While I can capture most displays with my camera, it can be difficult to photograph a real fast moving display. I often attempt to do so, but sometimes I put the camera aside and enjoy watching the display.
I also bring along extra compact flash cards in order to have adequate storage for photographs. Extra batteries are a must, especially during when it is cold out.
I would recommend having a backup camera. In March 2001, while photographing a major display, my camera wore out. And that was unfortunate, especially during a major display.
The above photograph was taken on Christmas Eve morning - December 24, 2001.
I would recommend photographing more than just a display. Putting something in the foreground adds to a photograph and provides some perspective. Some ideas when photographing on the prairie include windmills, trees, buildings, towers, a fence, hay bales and farm machinery.
While strong moonlight can make it difficult to see a weak show, some moonlight can "light up" the landscape and provide a pleasing effect.

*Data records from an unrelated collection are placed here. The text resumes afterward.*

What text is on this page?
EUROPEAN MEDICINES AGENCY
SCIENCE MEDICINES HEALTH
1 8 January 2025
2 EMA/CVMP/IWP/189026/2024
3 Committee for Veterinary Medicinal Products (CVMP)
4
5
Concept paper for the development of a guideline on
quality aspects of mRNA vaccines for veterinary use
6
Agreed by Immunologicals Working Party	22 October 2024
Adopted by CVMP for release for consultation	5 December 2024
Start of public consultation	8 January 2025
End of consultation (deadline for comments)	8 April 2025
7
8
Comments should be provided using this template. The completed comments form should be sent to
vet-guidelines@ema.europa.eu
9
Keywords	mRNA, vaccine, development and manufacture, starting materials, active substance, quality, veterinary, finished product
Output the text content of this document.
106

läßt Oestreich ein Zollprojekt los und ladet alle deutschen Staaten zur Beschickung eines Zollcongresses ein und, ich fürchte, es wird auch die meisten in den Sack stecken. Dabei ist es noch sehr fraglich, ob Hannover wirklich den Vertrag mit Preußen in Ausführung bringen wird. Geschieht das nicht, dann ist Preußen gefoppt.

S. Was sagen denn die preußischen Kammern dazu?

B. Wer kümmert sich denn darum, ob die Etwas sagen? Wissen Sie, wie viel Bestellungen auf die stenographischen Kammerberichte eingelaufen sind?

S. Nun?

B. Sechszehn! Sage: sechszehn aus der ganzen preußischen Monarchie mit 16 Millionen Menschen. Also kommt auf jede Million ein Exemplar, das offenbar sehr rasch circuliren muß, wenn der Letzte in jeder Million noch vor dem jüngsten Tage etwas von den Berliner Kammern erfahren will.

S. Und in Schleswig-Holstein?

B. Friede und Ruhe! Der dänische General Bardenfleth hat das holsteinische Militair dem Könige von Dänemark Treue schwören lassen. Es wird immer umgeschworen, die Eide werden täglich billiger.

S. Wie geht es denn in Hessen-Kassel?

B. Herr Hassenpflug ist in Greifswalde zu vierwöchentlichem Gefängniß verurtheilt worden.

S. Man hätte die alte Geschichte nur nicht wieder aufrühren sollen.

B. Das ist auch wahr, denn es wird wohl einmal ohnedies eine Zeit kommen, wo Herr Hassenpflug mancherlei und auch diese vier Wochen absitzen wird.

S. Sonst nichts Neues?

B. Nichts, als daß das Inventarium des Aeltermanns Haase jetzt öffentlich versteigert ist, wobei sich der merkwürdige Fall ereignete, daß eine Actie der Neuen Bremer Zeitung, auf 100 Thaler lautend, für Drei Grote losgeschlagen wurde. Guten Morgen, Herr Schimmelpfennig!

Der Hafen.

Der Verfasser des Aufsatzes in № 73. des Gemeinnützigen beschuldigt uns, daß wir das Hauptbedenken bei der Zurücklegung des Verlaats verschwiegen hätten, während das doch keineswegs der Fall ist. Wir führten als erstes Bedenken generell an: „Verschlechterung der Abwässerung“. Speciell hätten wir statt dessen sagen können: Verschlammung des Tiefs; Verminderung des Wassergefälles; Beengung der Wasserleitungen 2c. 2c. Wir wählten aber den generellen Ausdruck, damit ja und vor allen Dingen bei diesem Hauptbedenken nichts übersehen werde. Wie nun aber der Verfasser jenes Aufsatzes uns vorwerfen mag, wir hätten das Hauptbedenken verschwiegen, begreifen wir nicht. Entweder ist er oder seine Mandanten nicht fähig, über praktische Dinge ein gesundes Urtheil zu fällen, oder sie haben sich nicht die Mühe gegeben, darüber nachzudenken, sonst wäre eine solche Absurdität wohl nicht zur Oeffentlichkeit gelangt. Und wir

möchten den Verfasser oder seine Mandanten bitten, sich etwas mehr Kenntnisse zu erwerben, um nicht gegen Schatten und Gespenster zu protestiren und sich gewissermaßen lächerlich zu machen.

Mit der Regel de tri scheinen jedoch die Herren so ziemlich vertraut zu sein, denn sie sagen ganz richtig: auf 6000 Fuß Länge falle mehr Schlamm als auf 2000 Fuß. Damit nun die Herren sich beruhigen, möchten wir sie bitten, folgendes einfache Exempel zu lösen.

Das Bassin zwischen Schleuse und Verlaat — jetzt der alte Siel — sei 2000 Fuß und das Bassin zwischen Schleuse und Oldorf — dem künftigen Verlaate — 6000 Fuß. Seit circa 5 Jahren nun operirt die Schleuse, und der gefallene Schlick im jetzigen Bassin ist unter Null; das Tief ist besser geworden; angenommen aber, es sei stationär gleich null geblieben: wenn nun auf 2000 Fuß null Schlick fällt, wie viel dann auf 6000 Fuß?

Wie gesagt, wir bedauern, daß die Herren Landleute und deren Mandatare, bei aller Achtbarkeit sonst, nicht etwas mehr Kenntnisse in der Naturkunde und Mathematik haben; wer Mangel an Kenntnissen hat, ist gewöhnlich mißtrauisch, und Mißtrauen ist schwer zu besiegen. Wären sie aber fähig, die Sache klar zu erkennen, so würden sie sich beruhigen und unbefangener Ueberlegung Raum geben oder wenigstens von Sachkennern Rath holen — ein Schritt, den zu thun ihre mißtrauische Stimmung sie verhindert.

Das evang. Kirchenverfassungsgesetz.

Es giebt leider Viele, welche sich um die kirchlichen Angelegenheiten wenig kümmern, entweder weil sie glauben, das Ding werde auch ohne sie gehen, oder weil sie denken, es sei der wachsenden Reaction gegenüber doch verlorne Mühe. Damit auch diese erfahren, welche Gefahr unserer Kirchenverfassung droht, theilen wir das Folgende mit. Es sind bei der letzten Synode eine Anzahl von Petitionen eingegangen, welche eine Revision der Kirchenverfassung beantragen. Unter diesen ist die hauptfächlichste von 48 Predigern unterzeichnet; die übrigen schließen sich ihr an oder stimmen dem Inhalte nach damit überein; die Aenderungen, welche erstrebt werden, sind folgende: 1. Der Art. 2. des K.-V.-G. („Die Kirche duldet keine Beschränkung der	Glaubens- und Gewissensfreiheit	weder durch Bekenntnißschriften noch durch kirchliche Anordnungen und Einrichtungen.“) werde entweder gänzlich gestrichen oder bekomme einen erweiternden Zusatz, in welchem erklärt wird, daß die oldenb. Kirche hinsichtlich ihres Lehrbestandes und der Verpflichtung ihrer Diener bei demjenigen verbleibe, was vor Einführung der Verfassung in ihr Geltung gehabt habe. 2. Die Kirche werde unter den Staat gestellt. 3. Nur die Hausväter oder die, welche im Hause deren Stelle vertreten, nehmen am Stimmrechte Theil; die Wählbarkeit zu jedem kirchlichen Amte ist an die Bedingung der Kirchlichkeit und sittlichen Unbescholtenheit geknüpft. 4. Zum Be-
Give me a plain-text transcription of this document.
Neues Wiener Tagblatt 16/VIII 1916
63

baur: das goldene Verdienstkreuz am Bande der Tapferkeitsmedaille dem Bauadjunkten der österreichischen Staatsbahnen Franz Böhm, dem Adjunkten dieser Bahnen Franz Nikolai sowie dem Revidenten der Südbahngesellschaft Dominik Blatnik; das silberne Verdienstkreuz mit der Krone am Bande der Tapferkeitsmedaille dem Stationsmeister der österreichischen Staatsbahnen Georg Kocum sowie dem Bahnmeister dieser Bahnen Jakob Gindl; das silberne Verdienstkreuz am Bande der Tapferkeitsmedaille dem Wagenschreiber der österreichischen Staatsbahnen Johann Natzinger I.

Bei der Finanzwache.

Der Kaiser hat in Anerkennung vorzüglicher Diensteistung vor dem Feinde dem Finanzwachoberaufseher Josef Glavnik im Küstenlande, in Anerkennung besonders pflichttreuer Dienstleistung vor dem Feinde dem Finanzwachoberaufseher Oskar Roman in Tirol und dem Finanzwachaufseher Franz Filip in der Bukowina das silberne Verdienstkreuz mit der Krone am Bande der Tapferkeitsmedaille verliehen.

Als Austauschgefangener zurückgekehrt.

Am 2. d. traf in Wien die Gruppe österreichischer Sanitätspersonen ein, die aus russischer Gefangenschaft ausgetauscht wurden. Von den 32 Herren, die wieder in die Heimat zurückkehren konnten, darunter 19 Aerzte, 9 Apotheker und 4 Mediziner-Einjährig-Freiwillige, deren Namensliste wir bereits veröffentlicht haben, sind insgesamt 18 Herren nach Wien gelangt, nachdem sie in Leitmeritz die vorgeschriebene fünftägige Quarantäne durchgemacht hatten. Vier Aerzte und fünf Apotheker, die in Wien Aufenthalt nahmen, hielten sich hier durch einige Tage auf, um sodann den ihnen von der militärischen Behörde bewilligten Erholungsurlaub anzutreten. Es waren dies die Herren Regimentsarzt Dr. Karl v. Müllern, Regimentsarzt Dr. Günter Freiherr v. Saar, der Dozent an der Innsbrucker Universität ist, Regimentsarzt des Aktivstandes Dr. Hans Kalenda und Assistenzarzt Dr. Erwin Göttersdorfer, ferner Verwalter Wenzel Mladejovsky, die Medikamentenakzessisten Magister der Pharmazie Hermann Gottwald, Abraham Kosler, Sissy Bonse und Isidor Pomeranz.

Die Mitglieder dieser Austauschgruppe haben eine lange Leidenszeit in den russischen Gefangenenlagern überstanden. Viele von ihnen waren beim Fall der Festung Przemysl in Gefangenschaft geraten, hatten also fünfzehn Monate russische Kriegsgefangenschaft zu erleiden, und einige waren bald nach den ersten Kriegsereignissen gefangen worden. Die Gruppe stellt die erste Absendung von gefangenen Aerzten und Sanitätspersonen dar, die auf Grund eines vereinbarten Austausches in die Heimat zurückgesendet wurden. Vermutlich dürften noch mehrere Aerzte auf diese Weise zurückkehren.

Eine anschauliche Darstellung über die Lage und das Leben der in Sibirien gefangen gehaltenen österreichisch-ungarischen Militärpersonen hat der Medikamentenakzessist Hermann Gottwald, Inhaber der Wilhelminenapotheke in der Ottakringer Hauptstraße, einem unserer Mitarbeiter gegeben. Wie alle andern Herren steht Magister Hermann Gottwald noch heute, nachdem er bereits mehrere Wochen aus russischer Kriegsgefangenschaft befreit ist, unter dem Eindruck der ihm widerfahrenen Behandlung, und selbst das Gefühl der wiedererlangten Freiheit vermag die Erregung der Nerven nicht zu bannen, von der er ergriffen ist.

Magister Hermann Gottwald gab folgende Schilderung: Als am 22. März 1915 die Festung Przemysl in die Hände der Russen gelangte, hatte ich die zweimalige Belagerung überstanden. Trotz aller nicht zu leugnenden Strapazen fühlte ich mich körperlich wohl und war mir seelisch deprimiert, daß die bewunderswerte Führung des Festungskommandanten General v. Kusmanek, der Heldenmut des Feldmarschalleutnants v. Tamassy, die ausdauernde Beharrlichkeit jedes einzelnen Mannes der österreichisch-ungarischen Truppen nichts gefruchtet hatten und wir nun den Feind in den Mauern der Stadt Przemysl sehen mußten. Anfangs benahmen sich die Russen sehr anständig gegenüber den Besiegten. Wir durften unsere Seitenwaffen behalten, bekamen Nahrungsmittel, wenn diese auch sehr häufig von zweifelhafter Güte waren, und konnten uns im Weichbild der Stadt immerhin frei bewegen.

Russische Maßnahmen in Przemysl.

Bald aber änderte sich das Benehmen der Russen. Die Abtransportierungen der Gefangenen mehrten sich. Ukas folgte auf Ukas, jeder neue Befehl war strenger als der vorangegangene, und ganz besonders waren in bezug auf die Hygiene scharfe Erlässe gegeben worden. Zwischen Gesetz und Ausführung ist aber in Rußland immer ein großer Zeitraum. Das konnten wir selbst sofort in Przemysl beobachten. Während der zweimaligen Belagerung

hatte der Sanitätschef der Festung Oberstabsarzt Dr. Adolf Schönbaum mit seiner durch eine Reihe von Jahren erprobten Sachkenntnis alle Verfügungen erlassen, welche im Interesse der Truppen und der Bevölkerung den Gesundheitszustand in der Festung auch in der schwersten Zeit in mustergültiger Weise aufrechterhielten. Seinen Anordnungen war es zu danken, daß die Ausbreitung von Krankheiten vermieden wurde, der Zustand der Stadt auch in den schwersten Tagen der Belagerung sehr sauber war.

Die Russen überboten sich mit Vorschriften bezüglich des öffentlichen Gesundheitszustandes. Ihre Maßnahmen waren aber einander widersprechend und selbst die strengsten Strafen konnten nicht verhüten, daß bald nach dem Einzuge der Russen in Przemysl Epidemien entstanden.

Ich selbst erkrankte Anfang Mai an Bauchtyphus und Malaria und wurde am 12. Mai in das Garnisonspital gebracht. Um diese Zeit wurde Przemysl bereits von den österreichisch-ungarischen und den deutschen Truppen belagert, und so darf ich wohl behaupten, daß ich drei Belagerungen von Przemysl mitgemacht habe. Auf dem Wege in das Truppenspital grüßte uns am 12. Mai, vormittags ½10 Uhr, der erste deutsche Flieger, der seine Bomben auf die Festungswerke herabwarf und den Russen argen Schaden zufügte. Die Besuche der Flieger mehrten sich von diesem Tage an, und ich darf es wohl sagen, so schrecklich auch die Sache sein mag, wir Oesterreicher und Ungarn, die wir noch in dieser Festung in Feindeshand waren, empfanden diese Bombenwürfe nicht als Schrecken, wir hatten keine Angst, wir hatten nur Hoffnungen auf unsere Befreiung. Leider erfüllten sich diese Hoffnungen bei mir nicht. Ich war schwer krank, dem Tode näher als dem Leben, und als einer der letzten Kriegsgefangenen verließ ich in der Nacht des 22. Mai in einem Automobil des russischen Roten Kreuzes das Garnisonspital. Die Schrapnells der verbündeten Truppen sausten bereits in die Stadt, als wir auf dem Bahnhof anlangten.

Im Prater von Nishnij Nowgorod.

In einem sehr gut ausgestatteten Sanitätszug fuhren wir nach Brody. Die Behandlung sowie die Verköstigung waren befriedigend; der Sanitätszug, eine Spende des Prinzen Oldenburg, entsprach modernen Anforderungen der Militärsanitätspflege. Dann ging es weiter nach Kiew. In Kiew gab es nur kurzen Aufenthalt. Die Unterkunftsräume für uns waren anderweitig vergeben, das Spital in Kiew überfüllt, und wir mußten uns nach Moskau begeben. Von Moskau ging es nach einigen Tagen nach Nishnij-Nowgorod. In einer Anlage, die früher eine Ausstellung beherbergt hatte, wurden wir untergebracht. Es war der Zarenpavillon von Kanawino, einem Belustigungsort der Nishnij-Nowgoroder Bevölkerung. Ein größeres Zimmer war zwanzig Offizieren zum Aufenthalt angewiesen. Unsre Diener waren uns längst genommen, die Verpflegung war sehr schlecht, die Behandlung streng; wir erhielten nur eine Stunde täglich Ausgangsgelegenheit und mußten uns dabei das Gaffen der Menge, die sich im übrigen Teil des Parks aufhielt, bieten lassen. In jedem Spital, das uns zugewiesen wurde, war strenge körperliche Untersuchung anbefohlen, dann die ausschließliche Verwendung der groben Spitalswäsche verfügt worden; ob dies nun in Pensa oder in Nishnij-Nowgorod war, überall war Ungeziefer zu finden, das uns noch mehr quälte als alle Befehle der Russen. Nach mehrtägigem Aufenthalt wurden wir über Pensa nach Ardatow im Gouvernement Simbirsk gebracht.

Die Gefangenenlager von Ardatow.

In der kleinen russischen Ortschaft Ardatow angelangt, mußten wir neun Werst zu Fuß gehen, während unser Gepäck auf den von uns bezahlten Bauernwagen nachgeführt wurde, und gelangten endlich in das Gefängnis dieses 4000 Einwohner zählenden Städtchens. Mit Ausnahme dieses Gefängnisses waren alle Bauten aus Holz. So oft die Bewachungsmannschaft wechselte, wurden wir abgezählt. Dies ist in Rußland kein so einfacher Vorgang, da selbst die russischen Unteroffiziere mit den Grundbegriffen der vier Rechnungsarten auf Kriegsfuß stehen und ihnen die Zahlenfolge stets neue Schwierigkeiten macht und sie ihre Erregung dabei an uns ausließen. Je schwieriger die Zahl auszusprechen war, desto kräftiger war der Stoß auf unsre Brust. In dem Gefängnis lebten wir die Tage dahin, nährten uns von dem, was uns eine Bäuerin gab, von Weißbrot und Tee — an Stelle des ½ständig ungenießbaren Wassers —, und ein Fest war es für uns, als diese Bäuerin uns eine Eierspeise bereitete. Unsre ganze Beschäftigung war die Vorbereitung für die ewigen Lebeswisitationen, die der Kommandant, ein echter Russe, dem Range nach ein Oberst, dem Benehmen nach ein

Include a star background and learn more about the constellations – what the patterns are and where they are in the night sky – so that you include them in your photographs. The moon and planets also make good backgrounds.
It also helps to stay away from the interference of city and car lights, although, they too can sometimes add to a photograph.
Keep in mind that some displays "photograph better" than others. I have been wowed many times by photographs from certain shows. Other times I have been disappointed by what is recorded. Whatever happens, keep trying to capture those "winners."
I was lucky during my first ever photo shoot of the northern lights. Every photograph that I took turned out because it was a bright show.
I wasn't as lucky on some of the weaker displays. However, I did learn how to photograph those as well.
One thing I have learned, and it has influenced my “chasing,” is that I rarely observe or photograph during weak shows as results are minimal. However, during major displays, I often observe all night, and take as many photographs as possible as results are often very pleasing.